膝に乗せたり肩に乗せたり。頭の上に乗せちゃったりなんかして。ふふふっ。
「うぅ~ん。それじゃあ、使い魔や召喚獣を使役するなんてどうです? シェリーさんなら賢い子を召喚できると思うです」
ニャニャの提案で我に返り、急いで思考を現実に戻す。
「使い魔、召喚獣か。でもあれってセンスというか相性が最も大事な要素だろ。私で大丈夫かな。そもそも子猫の面倒をみてもらうのに使い魔が納得するだろうか」
不安を吐露すると、待ってましたといわんばかりの勢いでフィアナが立ち上がって前のめり。
「ッ! ものは試しです。1度やってみましょう。シェリーさんは誠実なのできっと大丈夫ですわ。猫の使い魔ならきっとよくしてくれるはずです。猫型の召喚獣というのもアリです。むしろそっちで検討してみましょう。そうしましょう、えぇそうしましょうッ!」
ただ単に召喚獣や使い魔を見てみたいだけなのではないか。
前かがみに迫るフィアナ。普段のおしとやかさからは想像もできない剣幕で鼻息を荒くする。
さておき悪い提案ではない。使い魔であれば四六時中、家にいてくれて構わない。ペット禁止の要件にも当てはまらない。詭弁だが。
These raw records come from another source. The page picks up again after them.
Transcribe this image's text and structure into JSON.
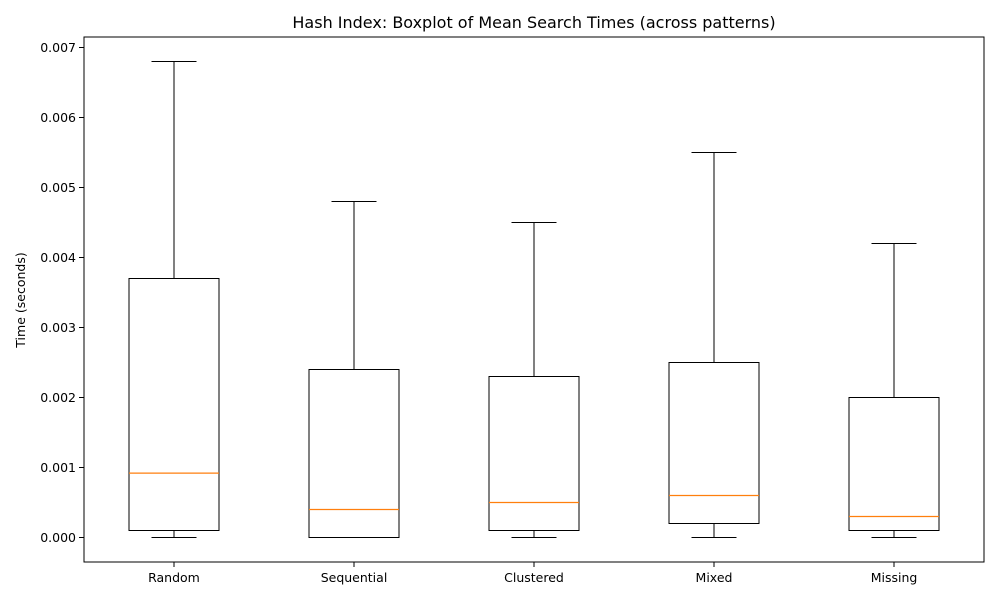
{
  "chart_data": {
    "type": "boxplot",
    "title": "Hash Index: Boxplot of Mean Search Times (across patterns)",
    "xlabel": "",
    "ylabel": "Time (seconds)",
    "ylim": [
      -0.00035,
      0.00715
    ],
    "yticks": [
      0.0,
      0.001,
      0.002,
      0.003,
      0.004,
      0.005,
      0.006,
      0.007
    ],
    "ytick_labels": [
      "0.000",
      "0.001",
      "0.002",
      "0.003",
      "0.004",
      "0.005",
      "0.006",
      "0.007"
    ],
    "categories": [
      "Random",
      "Sequential",
      "Clustered",
      "Mixed",
      "Missing"
    ],
    "boxes": [
      {
        "category": "Random",
        "whislo": 0.0,
        "q1": 0.0001,
        "med": 0.00092,
        "q3": 0.0037,
        "whishi": 0.0068
      },
      {
        "category": "Sequential",
        "whislo": 0.0,
        "q1": 0.0,
        "med": 0.0004,
        "q3": 0.0024,
        "whishi": 0.0048
      },
      {
        "category": "Clustered",
        "whislo": 0.0,
        "q1": 0.0001,
        "med": 0.0005,
        "q3": 0.0023,
        "whishi": 0.0045
      },
      {
        "category": "Mixed",
        "whislo": 0.0,
        "q1": 0.0002,
        "med": 0.0006,
        "q3": 0.0025,
        "whishi": 0.0055
      },
      {
        "category": "Missing",
        "whislo": 0.0,
        "q1": 0.0001,
        "med": 0.0003,
        "q3": 0.002,
        "whishi": 0.0042
      }
    ],
    "grid": false,
    "colors": {
      "box": "#000000",
      "median": "#ff7f0e",
      "background": "#ffffff"
    }
  }
}
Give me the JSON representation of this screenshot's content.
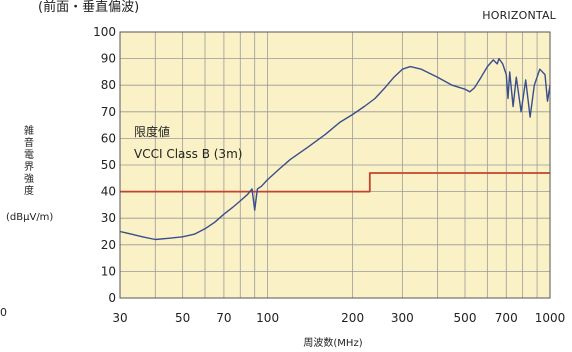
{
  "header": {
    "title": "(前面・垂直偏波)",
    "mode": "HORIZONTAL",
    "stray_left_label": "0"
  },
  "colors": {
    "plot_background": "#fbf1c6",
    "grid": "#9a9a9a",
    "measurement_line": "#3a4e8c",
    "limit_line": "#c0452c"
  },
  "chart_data": {
    "type": "line",
    "title": "",
    "xlabel": "周波数(MHz)",
    "ylabel": "雑音電界強度",
    "ylabel_unit": "(dBμV/m)",
    "xscale": "log",
    "xlim": [
      30,
      1000
    ],
    "ylim": [
      0,
      100
    ],
    "grid": true,
    "x_ticks": [
      30,
      50,
      70,
      100,
      200,
      300,
      500,
      700,
      1000
    ],
    "y_ticks": [
      0,
      10,
      20,
      30,
      40,
      50,
      60,
      70,
      80,
      90,
      100
    ],
    "annotation": {
      "line1": "限度値",
      "line2": "VCCI Class B (3m)"
    },
    "series": [
      {
        "name": "limit",
        "points": [
          [
            30,
            40
          ],
          [
            230,
            40
          ],
          [
            230,
            47
          ],
          [
            1000,
            47
          ]
        ]
      },
      {
        "name": "measurement",
        "points": [
          [
            30,
            25
          ],
          [
            33,
            24
          ],
          [
            36,
            23
          ],
          [
            40,
            22
          ],
          [
            45,
            22.5
          ],
          [
            50,
            23
          ],
          [
            55,
            24
          ],
          [
            60,
            26
          ],
          [
            65,
            28.5
          ],
          [
            70,
            31.5
          ],
          [
            75,
            34
          ],
          [
            80,
            36.5
          ],
          [
            85,
            39
          ],
          [
            88,
            41
          ],
          [
            90,
            33
          ],
          [
            92,
            41
          ],
          [
            95,
            42
          ],
          [
            100,
            44.5
          ],
          [
            110,
            48.5
          ],
          [
            120,
            52
          ],
          [
            140,
            57
          ],
          [
            160,
            61.5
          ],
          [
            180,
            66
          ],
          [
            200,
            69
          ],
          [
            220,
            72
          ],
          [
            240,
            75
          ],
          [
            260,
            79
          ],
          [
            280,
            83
          ],
          [
            300,
            86
          ],
          [
            320,
            87
          ],
          [
            350,
            86
          ],
          [
            400,
            83
          ],
          [
            450,
            80
          ],
          [
            500,
            78.5
          ],
          [
            520,
            77.5
          ],
          [
            540,
            79
          ],
          [
            570,
            83
          ],
          [
            600,
            87
          ],
          [
            630,
            89.5
          ],
          [
            650,
            88
          ],
          [
            660,
            90
          ],
          [
            680,
            88
          ],
          [
            700,
            84
          ],
          [
            710,
            75
          ],
          [
            720,
            85
          ],
          [
            740,
            72
          ],
          [
            760,
            83
          ],
          [
            790,
            70
          ],
          [
            820,
            82
          ],
          [
            850,
            68
          ],
          [
            880,
            80
          ],
          [
            920,
            86
          ],
          [
            960,
            84
          ],
          [
            980,
            74
          ],
          [
            1000,
            80
          ]
        ]
      }
    ]
  }
}
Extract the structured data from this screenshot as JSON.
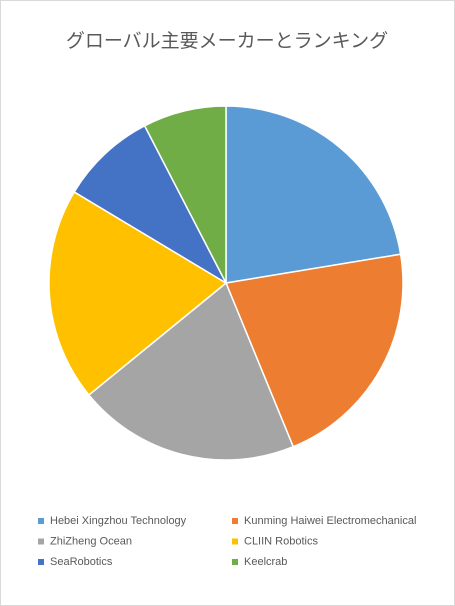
{
  "chart_data": {
    "type": "pie",
    "title": "グローバル主要メーカーとランキング",
    "categories": [
      "Hebei Xingzhou Technology",
      "Kunming Haiwei Electromechanical",
      "ZhiZheng Ocean",
      "CLIIN Robotics",
      "SeaRobotics",
      "Keelcrab"
    ],
    "values": [
      22.4,
      21.4,
      20.3,
      19.5,
      8.8,
      7.6
    ],
    "colors": [
      "#5b9bd5",
      "#ed7d31",
      "#a5a5a5",
      "#ffc000",
      "#4472c4",
      "#70ad47"
    ],
    "legend": "bottom"
  }
}
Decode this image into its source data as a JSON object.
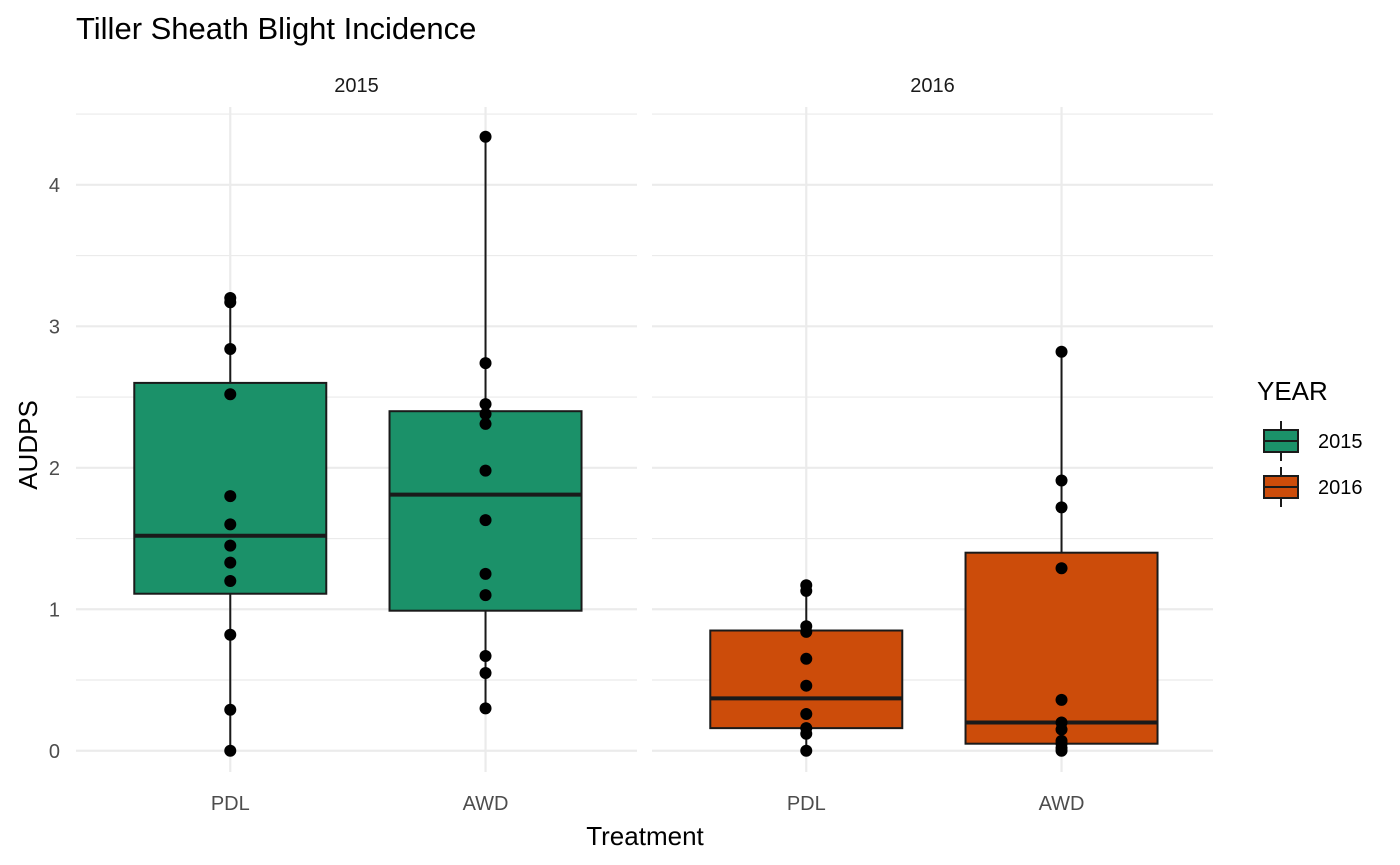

召喚獣が猫型となればむしろ一石二鳥。当然、それ以外の生物が現れる可能性もなきにしもあらず。それもアリ。ゆきぽんみたいなうさちゃんもアリ。やってみる価値はある。
そうと決まれば善は急げだ。
演習場へレッツ・ラ・ゴーッ!
オンとオフの落差が激しすぎて見ていて不安になるタイプの人っていますよね。シェリーがそのタイプです。しかも意外に外面を気にしがちです。性格よりも能力を優先させたジジイのせいです。
おかげ様で使いやすいキャラになりました。内面では何を考えていても周囲の羨望の眼差しと希望的観測から誤解に誤解を重ねられ、期待をかけられていく運命にあります。否定すればいいのに外面を気にして大きく見せようとするから後々大変なことになっちゃう系な流れのやつです。彼女はかけられた期待に応えてしまうだけの能力があるので、雪だるま式に期待感が膨れ上がっていきます。
ほんと、たいへんですね。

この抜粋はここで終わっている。